Дешё подбадривает пограничника:
— Рассказывай, интересно послушать.
— В общем, сразу было видно, — говорит пограничник, — что они нас раздавят.
— Ну и что же, по-твоему, надо было делать?
— Как что? Не лезть на рожон, конечно…
— Но все дело в том, что у нас на шее сидели немцы. Как бы ты поступил с ними?
— Верно. Немцы. Оно, конечно… Наш батальон тоже воевал между двух немецких. Они никогда не оставляли нас одних.
Фешюш-Яро надоело стучать в дверь. Все равно без толку. Поэтому лучше послушать спокойный диалог между Дешё и ефрейтором. Он выскребает из кармана шинели остатки табачной пыли, скручивает цигарку, закуривает и, решив, что пора придать разговору более определенное направление, начинает обстоятельный доклад с перечисления причин, вызвавших вторую мировую войну, определяет, кто за что воюет, кто защищает правое дело, кто захватчик, применяющий насилие, и так далее. Его утверждения не лишены логики и свидетельствуют о некоторой осведомленности. В бункере постепенно водворяется напряженная тишина. Но не всем пришлись по вкусу логика и осведомленность Фешюш-Яро. Когда он переходит к анализу причин и целей вступления Венгрии в войну, кое-кто начинает злобно гудеть. Какой-то капитан с перевязанной рукой обзывает Фешюш-Яро дураком, способным превозносить красных и лобызаться с ними по всякому поводу. Фешюш-Яро не сдается.
— Удивляюсь, господин капитан, ведь ругань — весьма неубедительный аргумент. Если вам нечего больше сказать, вы лучше помолчите.
Капитан крякает.
— Ладно. Не буду ругаться. Но вы… какие неподобающие для истинного венгра слова у вас хватает наглости произносить здесь!
— Помилуйте, господин капитан…
— Меня могут арестовать, четвертовать, но я всегда останусь настоящим венгром и скажу зам одно: если бы мы победили, такие типы, как вы, и рта бы открыть не посмели.
— Но вы не победили.
— К сожалению.
— И не могли победить.
— Все равно это не дает вам права называть Трансильвапию и Фелвидек приманкой!

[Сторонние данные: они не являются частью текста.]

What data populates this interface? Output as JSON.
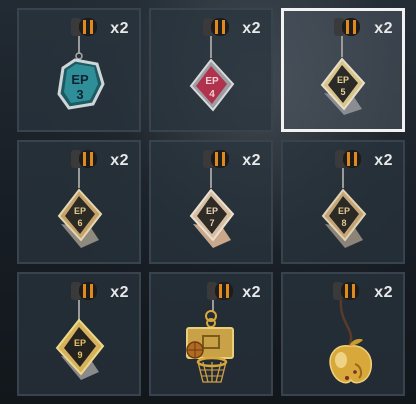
{
  "inventory": {
    "items": [
      {
        "name": "EP 3 charm",
        "count": "x2",
        "line1": "EP",
        "line2": "3",
        "selected": false
      },
      {
        "name": "EP 4 charm",
        "count": "x2",
        "line1": "EP",
        "line2": "4",
        "selected": false
      },
      {
        "name": "EP 5 charm",
        "count": "x2",
        "line1": "EP",
        "line2": "5",
        "selected": true
      },
      {
        "name": "EP 6 charm",
        "count": "x2",
        "line1": "EP",
        "line2": "6",
        "selected": false
      },
      {
        "name": "EP 7 charm",
        "count": "x2",
        "line1": "EP",
        "line2": "7",
        "selected": false
      },
      {
        "name": "EP 8 charm",
        "count": "x2",
        "line1": "EP",
        "line2": "8",
        "selected": false
      },
      {
        "name": "EP 9 charm",
        "count": "x2",
        "line1": "EP",
        "line2": "9",
        "selected": false
      },
      {
        "name": "Basketball hoop charm",
        "count": "x2",
        "icon": "basketball-hoop-icon",
        "selected": false
      },
      {
        "name": "Golden apple charm",
        "count": "x2",
        "icon": "golden-apple-icon",
        "selected": false
      }
    ]
  },
  "colors": {
    "ep3": "#2f8f98",
    "ep4": "#b0324c",
    "metal": "#c6a36a",
    "gold": "#d8a93a",
    "accent_orange": "#e08a1e"
  }
}
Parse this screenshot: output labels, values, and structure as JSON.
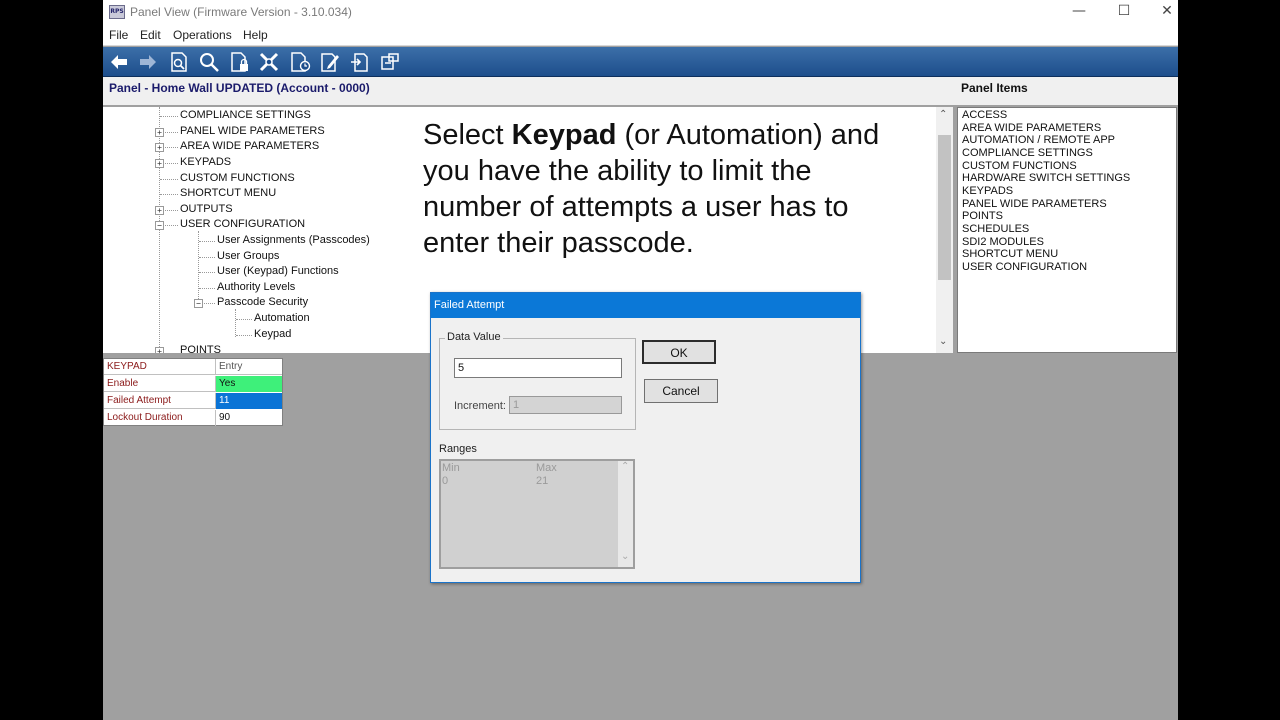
{
  "window": {
    "title": "Panel View (Firmware Version - 3.10.034)",
    "logo_text": "RPS",
    "controls": [
      "—",
      "☐",
      "✕"
    ]
  },
  "menu": [
    "File",
    "Edit",
    "Operations",
    "Help"
  ],
  "toolbar": {
    "icons": [
      "back-arrow-icon",
      "forward-arrow-icon",
      "find-document-icon",
      "search-icon",
      "lock-document-icon",
      "tools-icon",
      "clock-document-icon",
      "edit-document-icon",
      "export-document-icon",
      "send-panel-icon"
    ]
  },
  "header": {
    "panel_title": "Panel - Home Wall UPDATED (Account - 0000)",
    "panel_items_title": "Panel Items"
  },
  "tree": {
    "nodes": [
      {
        "label": "COMPLIANCE SETTINGS",
        "expander": ""
      },
      {
        "label": "PANEL WIDE PARAMETERS",
        "expander": "+"
      },
      {
        "label": "AREA WIDE PARAMETERS",
        "expander": "+"
      },
      {
        "label": "KEYPADS",
        "expander": "+"
      },
      {
        "label": "CUSTOM FUNCTIONS",
        "expander": ""
      },
      {
        "label": "SHORTCUT MENU",
        "expander": ""
      },
      {
        "label": "OUTPUTS",
        "expander": "+"
      },
      {
        "label": "USER CONFIGURATION",
        "expander": "−"
      },
      {
        "label": "User Assignments (Passcodes)",
        "expander": ""
      },
      {
        "label": "User Groups",
        "expander": ""
      },
      {
        "label": "User (Keypad) Functions",
        "expander": ""
      },
      {
        "label": "Authority Levels",
        "expander": ""
      },
      {
        "label": "Passcode Security",
        "expander": "−"
      },
      {
        "label": "Automation",
        "expander": ""
      },
      {
        "label": "Keypad",
        "expander": ""
      },
      {
        "label": "POINTS",
        "expander": "+"
      }
    ]
  },
  "annotation": {
    "select": "Select ",
    "bold": "Keypad",
    "rest": " (or Automation) and you have the ability to limit the number of attempts a user has to enter their passcode."
  },
  "panel_items": [
    "ACCESS",
    "AREA WIDE PARAMETERS",
    "AUTOMATION / REMOTE APP",
    "COMPLIANCE SETTINGS",
    "CUSTOM FUNCTIONS",
    "HARDWARE SWITCH SETTINGS",
    "KEYPADS",
    "PANEL WIDE PARAMETERS",
    "POINTS",
    "SCHEDULES",
    "SDI2 MODULES",
    "SHORTCUT MENU",
    "USER CONFIGURATION"
  ],
  "props": {
    "header": {
      "key": "KEYPAD",
      "value": "Entry"
    },
    "rows": [
      {
        "key": "Enable",
        "value": "Yes",
        "value_bg": "#3ef07a"
      },
      {
        "key": "Failed Attempt",
        "value": "11",
        "value_bg": "#0a74d6"
      },
      {
        "key": "Lockout Duration",
        "value": "90",
        "value_bg": "#ffffff"
      }
    ]
  },
  "dialog": {
    "title": "Failed Attempt",
    "data_value_label": "Data Value",
    "data_value": "5",
    "increment_label": "Increment:",
    "increment_value": "1",
    "ok_label": "OK",
    "cancel_label": "Cancel",
    "ranges_label": "Ranges",
    "ranges": {
      "min_label": "Min",
      "max_label": "Max",
      "min": "0",
      "max": "21"
    }
  },
  "colors": {
    "accent": "#0b78d7",
    "toolbar": "#1d4e8c"
  }
}
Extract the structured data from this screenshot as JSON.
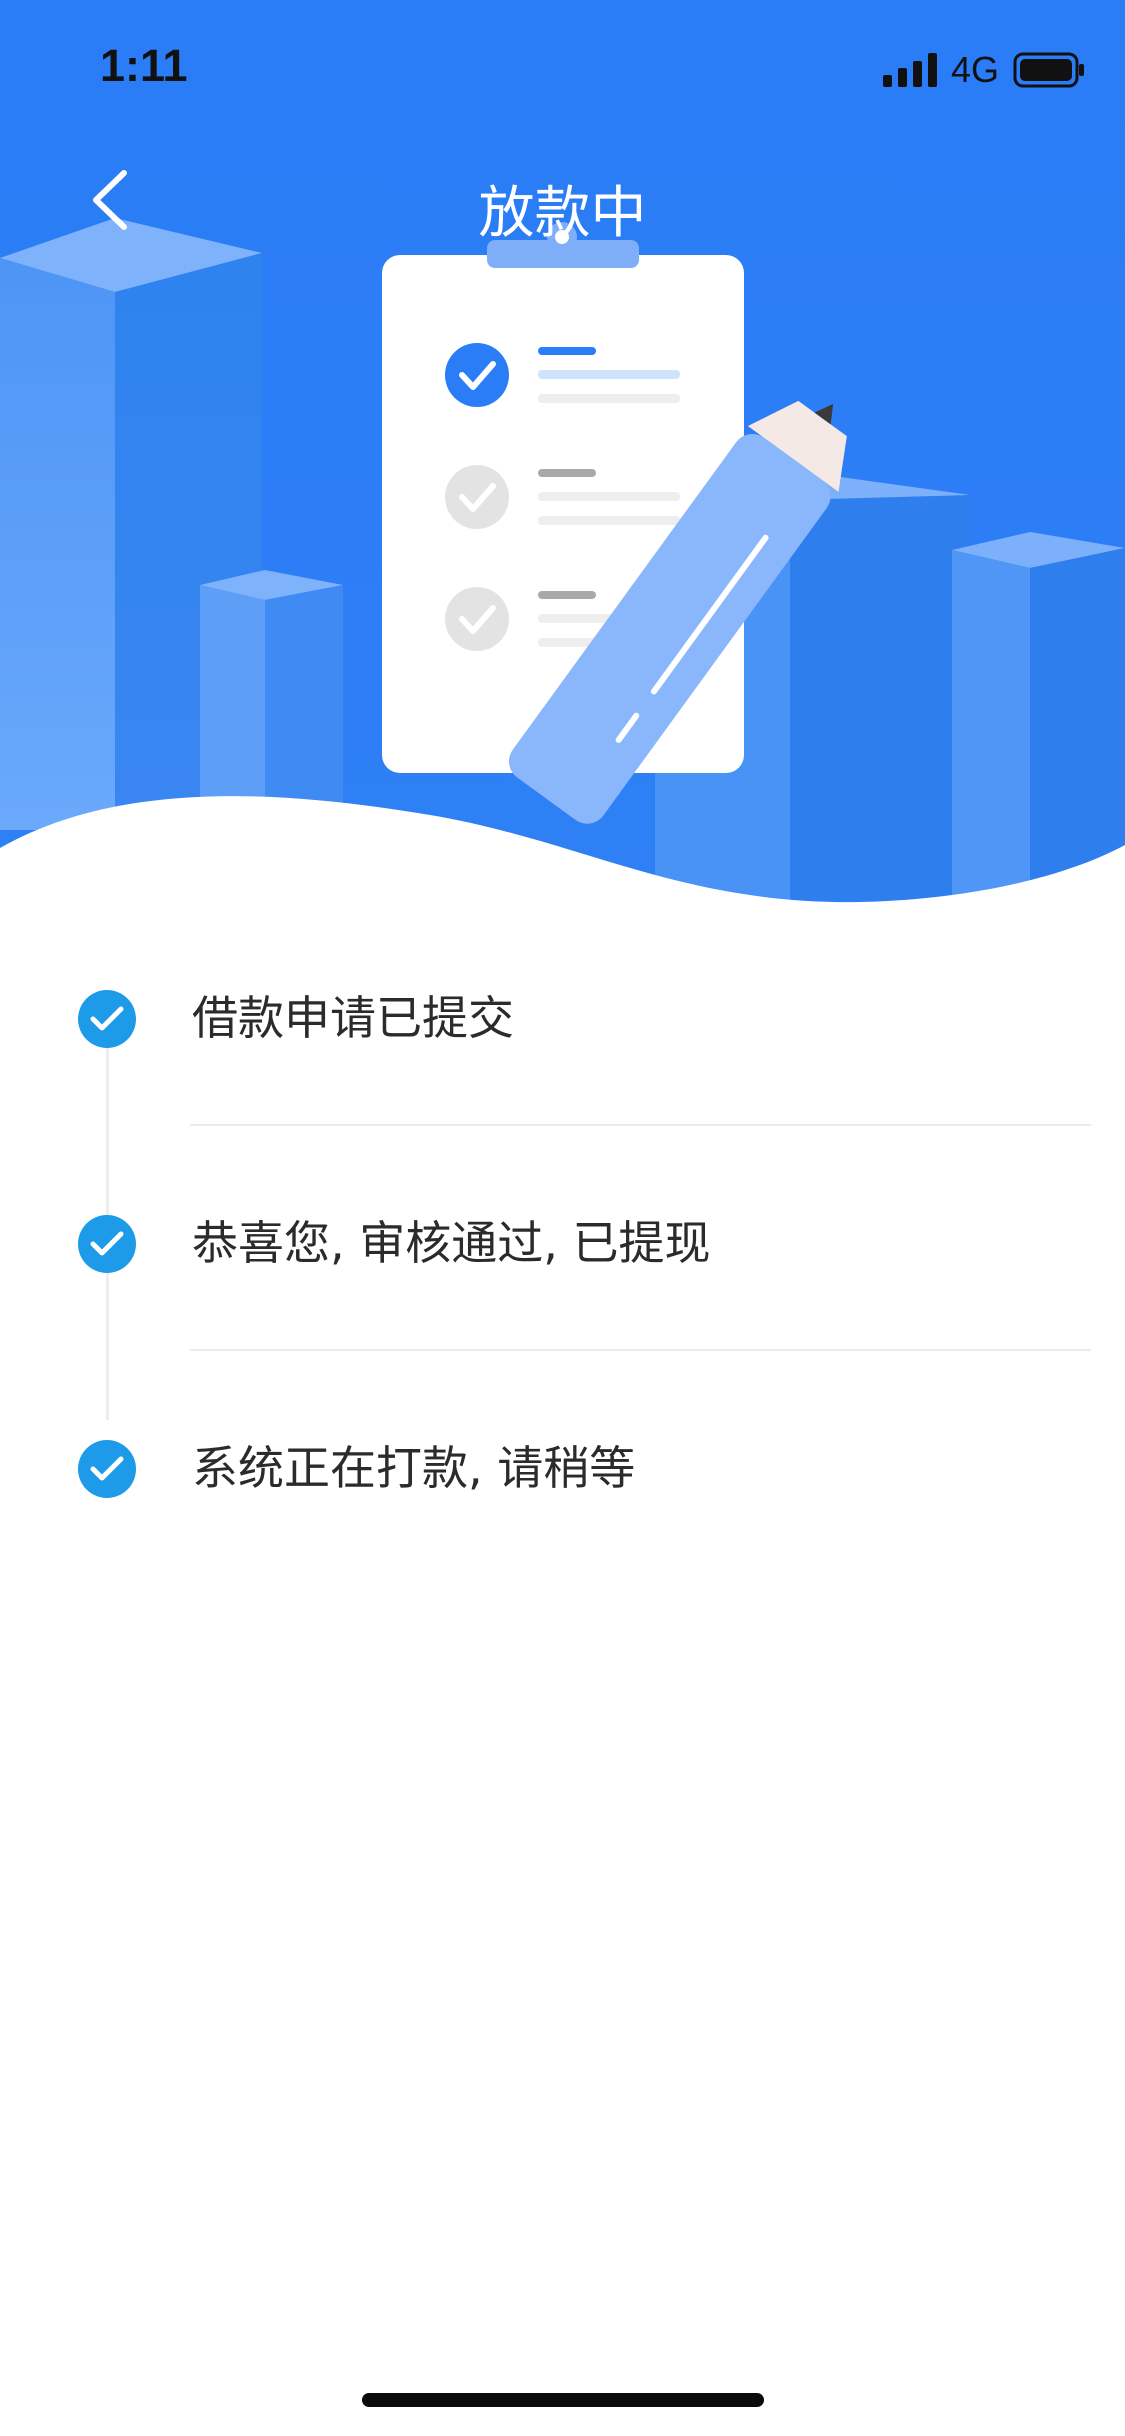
{
  "status_bar": {
    "time": "1:11",
    "network": "4G",
    "signal_icon": "cellular-signal-icon",
    "battery_icon": "battery-icon"
  },
  "nav": {
    "title": "放款中",
    "back_icon": "chevron-left-icon"
  },
  "hero": {
    "illustration": "clipboard-checklist-with-pencil",
    "background_color": "#2a7cf7"
  },
  "steps": [
    {
      "label": "借款申请已提交",
      "completed": true
    },
    {
      "label": "恭喜您, 审核通过, 已提现",
      "completed": true
    },
    {
      "label": "系统正在打款, 请稍等",
      "completed": true
    }
  ],
  "colors": {
    "accent": "#2a7cf7",
    "step_check": "#1e9be8",
    "text": "#2b2b2b"
  }
}
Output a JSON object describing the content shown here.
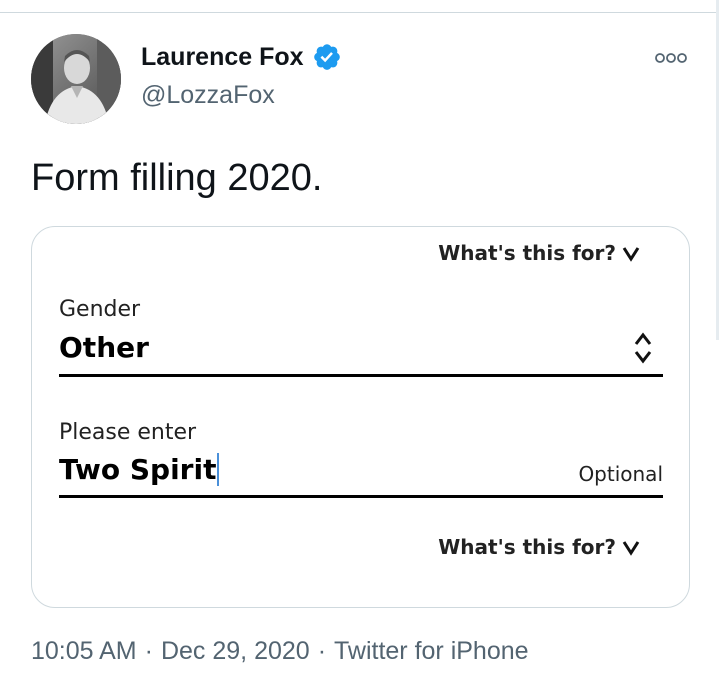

— А почему бы и нет? Приманка Гитлера, на которую мы клюнули.
— Но послушайте, суд истории…
— Неправая десница не может творить праведный суд…
— Это фикция! Откуда бы оно ни исходило, если исторически… Человек не может отречься от своего рода-племени, этому учит история… Назовите мне хоть какую-нибудь нацию в мире, которая примирилась бы с тем, чтобы от ее тела отторгли четыре миллиона душ. А как они ждали нас, бог мой, если бы ты только видел!
— Как бы не так, — вступает в разговор младший сержант сапер, — я был там, когда наши войска входили. Уже через неделю нас крыли на чем свет стоит.
— Ложь!
— Почему ложь! Им жилось лучше при чехах, они мне в глаза говорили…
— Достаток и деньги — это еще не все!
— Согласен, господин капитан! Но перед чешским чиновником крестьянину не нужно было вытягиваться в струнку, даже если он был венгр, в любом учреждении его пригласят сесть: мол, присаживайтесь, сударь… А что у нас дома творилось до сих пор!
Фешюш-Яро усердно кивает головой.
— Ну вот вам, пожалуйста! А что касается самого главного, то в руках Гитлера все служило приманкой. Что побудило его бросить подачку — вот в чем суть… поймите же наконец!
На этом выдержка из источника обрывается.